Proviamo a fare un pizzico di geopolitica cinematografica: il nuovo corso della politica mondiale, spinto verso destra, sempre più prossimo al nazionalismo, è intuibile anche dal fatto che ogni nazione, anche quelle che prima non avevano un particolare guizzo per il patriottismo, sfoderano i loro eroi nazionali per farne vessilli di libertà attraverso il cinema popolare.

Stati Uniti, Gran Bretagna e Francia lo fanno per tradizione, in Estremo Oriente lo si fa da decenni per dovere politico, oltre cortina si è tornati a farlo con enfasi dopo lustri di distaccamento dalla pratica retorica, se non propagandistica, per arrivare in Italia dove la legge cinema prevede fondi per chi racconta personaggi “identitari”.

Il culmine allora diviene la notizia che la solitamente neutrale Svizzera ha rispolverato nientemeno che Guglielmo Tell, l’unico eroe nazionale degno di questo nome, sfortunato al cinema, facendone un film eponimo con un occhio all’opera di Schiller e un orecchio a Rossini: Guglielmo (Claes Bang) è un ex-crociato, prodigioso con la balestra, stanco della guerra e pronto alla “pensione” in famiglia, ma che viene richiamato alle armi quando deve gestire la resistenza contro l’occupazione violenta della Svizzera.

Nick Hamm scrive, produce e dirige un solido film d’avventura, co-prodotto da Svizzera, Regno Unito (che di arcieri ribelli se ne intende) con una punta d’Italia per le riprese in Trentino che gioca espressamente con i classici del cinema degli anni ’30 e ’50, magari cercando la strada del mai compiuto Guglielmo Tell che Errol Flynn avrebbe dovuto interpretare con Sofia Loren, aggiungendo però una dose di intrecci politici e nobiliari che s’intonano molto con il gusto para-televisivo del pubblico contemporaneo.
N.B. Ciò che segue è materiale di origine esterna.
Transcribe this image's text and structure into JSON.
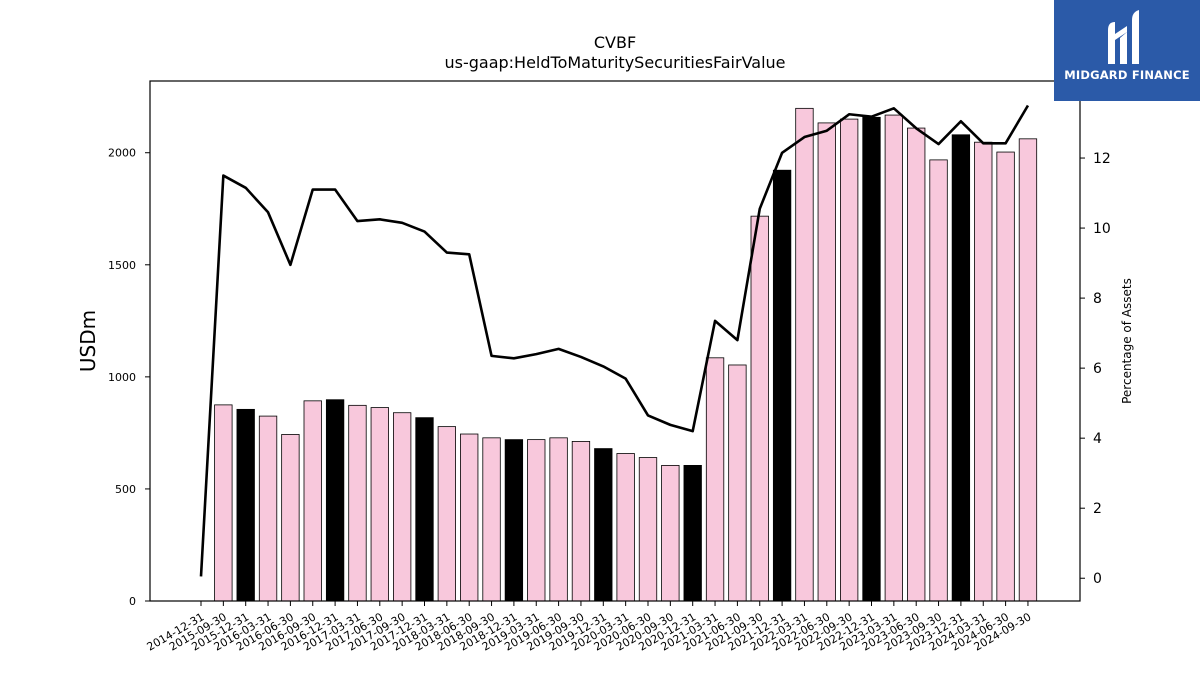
{
  "brand": {
    "name": "MIDGARD FINANCE",
    "logo_icon": "midgard-m-logo-icon",
    "background_color": "#2b5aa8"
  },
  "chart_data": {
    "type": "bar",
    "title": "CVBF",
    "subtitle": "us-gaap:HeldToMaturitySecuritiesFairValue",
    "ylabel": "USDm",
    "y2label": "Percentage of Assets",
    "ylim": [
      0,
      2320
    ],
    "y2lim": [
      -0.65,
      14.2
    ],
    "yticks": [
      0,
      500,
      1000,
      1500,
      2000
    ],
    "y2ticks": [
      0,
      2,
      4,
      6,
      8,
      10,
      12
    ],
    "categories": [
      "2014-12-31",
      "2015-09-30",
      "2015-12-31",
      "2016-03-31",
      "2016-06-30",
      "2016-09-30",
      "2016-12-31",
      "2017-03-31",
      "2017-06-30",
      "2017-09-30",
      "2017-12-31",
      "2018-03-31",
      "2018-06-30",
      "2018-09-30",
      "2018-12-31",
      "2019-03-31",
      "2019-06-30",
      "2019-09-30",
      "2019-12-31",
      "2020-03-31",
      "2020-06-30",
      "2020-09-30",
      "2020-12-31",
      "2021-03-31",
      "2021-06-30",
      "2021-09-30",
      "2021-12-31",
      "2022-03-31",
      "2022-06-30",
      "2022-09-30",
      "2022-12-31",
      "2023-03-31",
      "2023-06-30",
      "2023-09-30",
      "2023-12-31",
      "2024-03-31",
      "2024-06-30",
      "2024-09-30"
    ],
    "series": [
      {
        "type": "bar",
        "values": [
          0,
          875,
          855,
          825,
          743,
          893,
          898,
          873,
          863,
          840,
          818,
          778,
          745,
          728,
          720,
          720,
          728,
          712,
          680,
          658,
          640,
          605,
          605,
          1085,
          1053,
          1717,
          1922,
          2198,
          2133,
          2150,
          2158,
          2168,
          2110,
          1968,
          2080,
          2047,
          2003,
          2062
        ],
        "highlight_quarter_end": "12-31"
      },
      {
        "type": "line",
        "axis": "right",
        "values": [
          0.05,
          11.5,
          11.15,
          10.45,
          8.95,
          11.1,
          11.1,
          10.2,
          10.25,
          10.15,
          9.9,
          9.3,
          9.25,
          6.35,
          6.28,
          6.4,
          6.55,
          6.32,
          6.05,
          5.7,
          4.65,
          4.38,
          4.2,
          7.35,
          6.8,
          10.55,
          12.15,
          12.6,
          12.78,
          13.25,
          13.18,
          13.42,
          12.85,
          12.4,
          13.05,
          12.42,
          12.42,
          13.5
        ]
      }
    ],
    "colors": {
      "bar_default": "#f8c8dc",
      "bar_highlight": "#000000",
      "bar_edge": "#000000",
      "line": "#000000"
    },
    "grid": false,
    "legend": "none"
  }
}
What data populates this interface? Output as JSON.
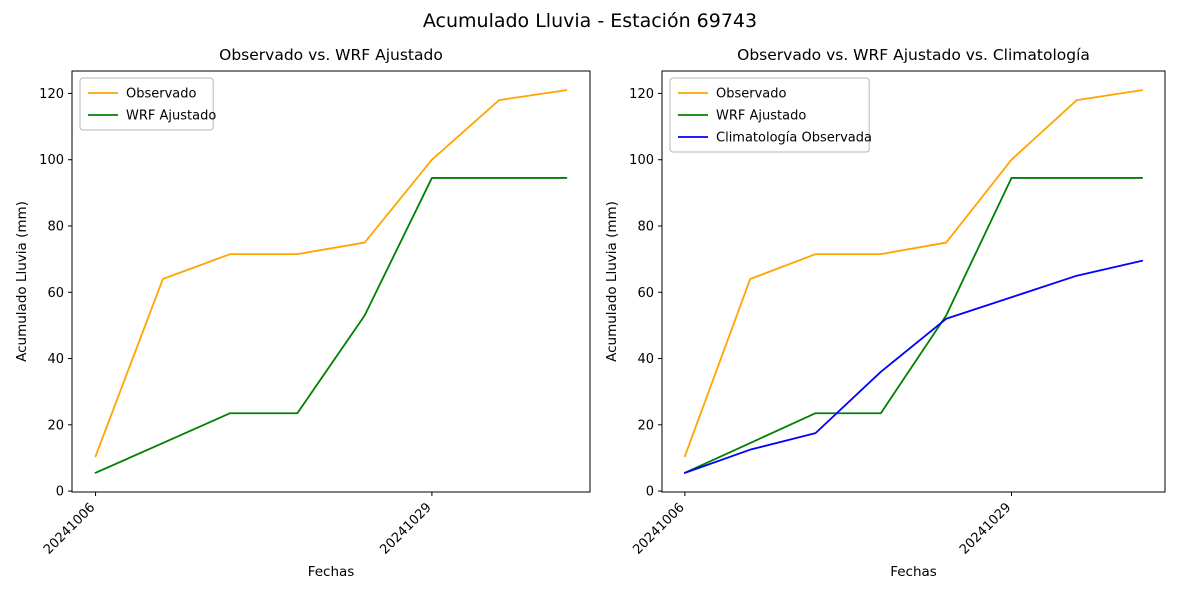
{
  "figure": {
    "suptitle": "Acumulado Lluvia - Estación 69743"
  },
  "chart_data": [
    {
      "type": "line",
      "title": "Observado vs. WRF Ajustado",
      "xlabel": "Fechas",
      "ylabel": "Acumulado Lluvia (mm)",
      "x_points": 8,
      "xticks": [
        {
          "pos": 0,
          "label": "20241006"
        },
        {
          "pos": 5,
          "label": "20241029"
        }
      ],
      "yticks": [
        0,
        20,
        40,
        60,
        80,
        100,
        120
      ],
      "grid": false,
      "legend_position": "upper left",
      "series": [
        {
          "name": "Observado",
          "color": "#ffa500",
          "values": [
            10.5,
            64,
            71.5,
            71.5,
            75,
            100,
            118,
            121
          ]
        },
        {
          "name": "WRF Ajustado",
          "color": "#008000",
          "values": [
            5.5,
            14.5,
            23.5,
            23.5,
            53,
            94.5,
            94.5,
            94.5
          ]
        }
      ]
    },
    {
      "type": "line",
      "title": "Observado vs. WRF Ajustado vs. Climatología",
      "xlabel": "Fechas",
      "ylabel": "Acumulado Lluvia (mm)",
      "x_points": 8,
      "xticks": [
        {
          "pos": 0,
          "label": "20241006"
        },
        {
          "pos": 5,
          "label": "20241029"
        }
      ],
      "yticks": [
        0,
        20,
        40,
        60,
        80,
        100,
        120
      ],
      "grid": false,
      "legend_position": "upper left",
      "series": [
        {
          "name": "Observado",
          "color": "#ffa500",
          "values": [
            10.5,
            64,
            71.5,
            71.5,
            75,
            100,
            118,
            121
          ]
        },
        {
          "name": "WRF Ajustado",
          "color": "#008000",
          "values": [
            5.5,
            14.5,
            23.5,
            23.5,
            53,
            94.5,
            94.5,
            94.5
          ]
        },
        {
          "name": "Climatología Observada",
          "color": "#0000ff",
          "values": [
            5.5,
            12.5,
            17.5,
            36,
            52,
            58.5,
            65,
            69.5
          ]
        }
      ]
    }
  ]
}
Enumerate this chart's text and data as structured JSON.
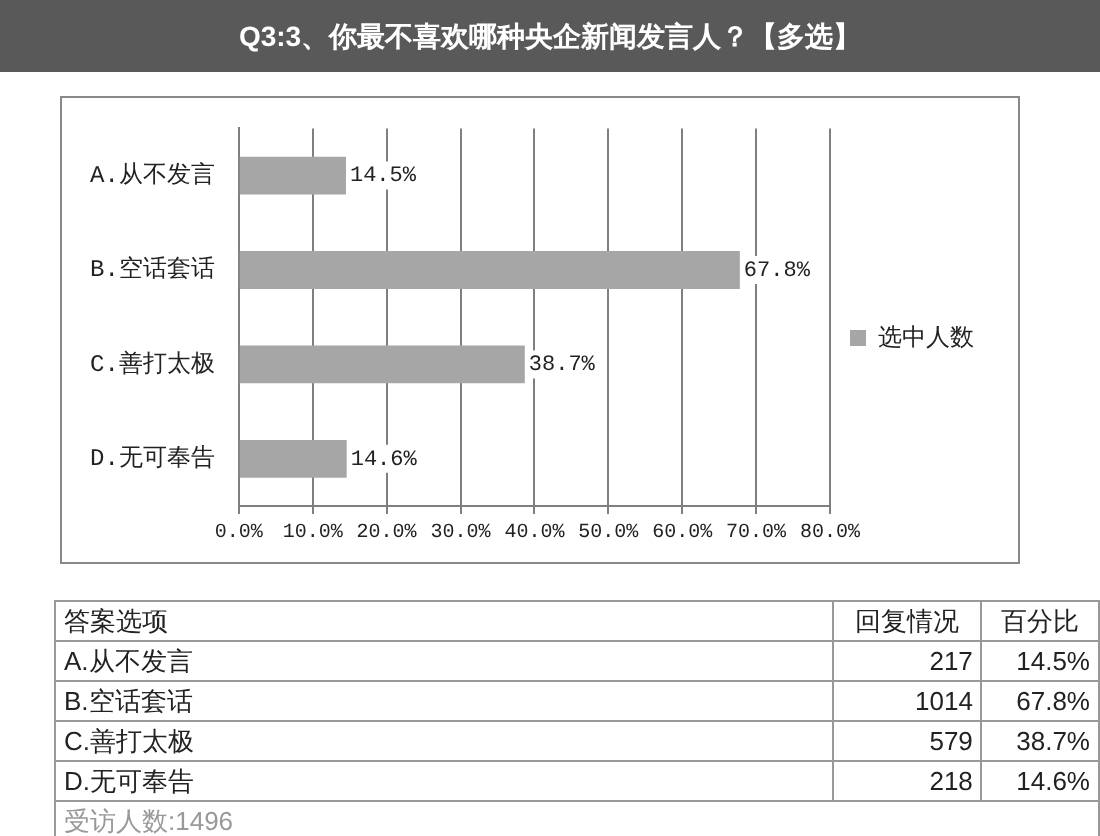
{
  "chart_data": [
    {
      "type": "bar",
      "title": "Q3:3、你最不喜欢哪种央企新闻发言人？【多选】",
      "orientation": "horizontal",
      "categories": [
        "A.从不发言",
        "B.空话套话",
        "C.善打太极",
        "D.无可奉告"
      ],
      "series": [
        {
          "name": "选中人数",
          "color": "#a6a6a6",
          "values": [
            14.5,
            67.8,
            38.7,
            14.6
          ],
          "value_labels": [
            "14.5%",
            "67.8%",
            "38.7%",
            "14.6%"
          ]
        }
      ],
      "xlim": [
        0,
        80
      ],
      "xticks": [
        {
          "value": 0,
          "label": "0.0%"
        },
        {
          "value": 10,
          "label": "10.0%"
        },
        {
          "value": 20,
          "label": "20.0%"
        },
        {
          "value": 30,
          "label": "30.0%"
        },
        {
          "value": 40,
          "label": "40.0%"
        },
        {
          "value": 50,
          "label": "50.0%"
        },
        {
          "value": 60,
          "label": "60.0%"
        },
        {
          "value": 70,
          "label": "70.0%"
        },
        {
          "value": 80,
          "label": "80.0%"
        }
      ],
      "grid": "x",
      "legend": "right"
    },
    {
      "type": "other",
      "xlabel": "答案选项",
      "categories": [
        "A.从不发言",
        "B.空话套话",
        "C.善打太极",
        "D.无可奉告"
      ],
      "data_labels": true,
      "series": [
        {
          "name": "回复情况",
          "values": [
            217,
            1014,
            579,
            218
          ]
        },
        {
          "name": "百分比",
          "values": [
            14.5,
            67.8,
            38.7,
            14.6
          ],
          "value_labels": [
            "14.5%",
            "67.8%",
            "38.7%",
            "14.6%"
          ]
        }
      ],
      "annotations": [
        "受访人数:1496"
      ]
    }
  ]
}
Non un feuilleton, in ogni caso, bensì un film serio ma non serioso, produttivamente imponente grazie alle immagini di Jamie Ramsey, alle scene di Chiara Balducci, Virginia Smorra e Simone Tomasi e al montaggio di Yan Miles, in cui le istanze libertarie contro la tirannia (sacrosante e condivisibili bipartisan) si legano a una difesa delle peculiarità svizzere, territoriali e culturali, in cui si invoca a preparare la guerra per la pace: chi ha orecchie per intendere, intenda.

Se il côté politico non interessa, ci si gode la visione, sorretta da un efficace cast, con camei di lusso di Ben Kingsley e Jonathan Price, e da un senso dello spettacolo che tiene e che vira verso l’iperbole, come nel finale.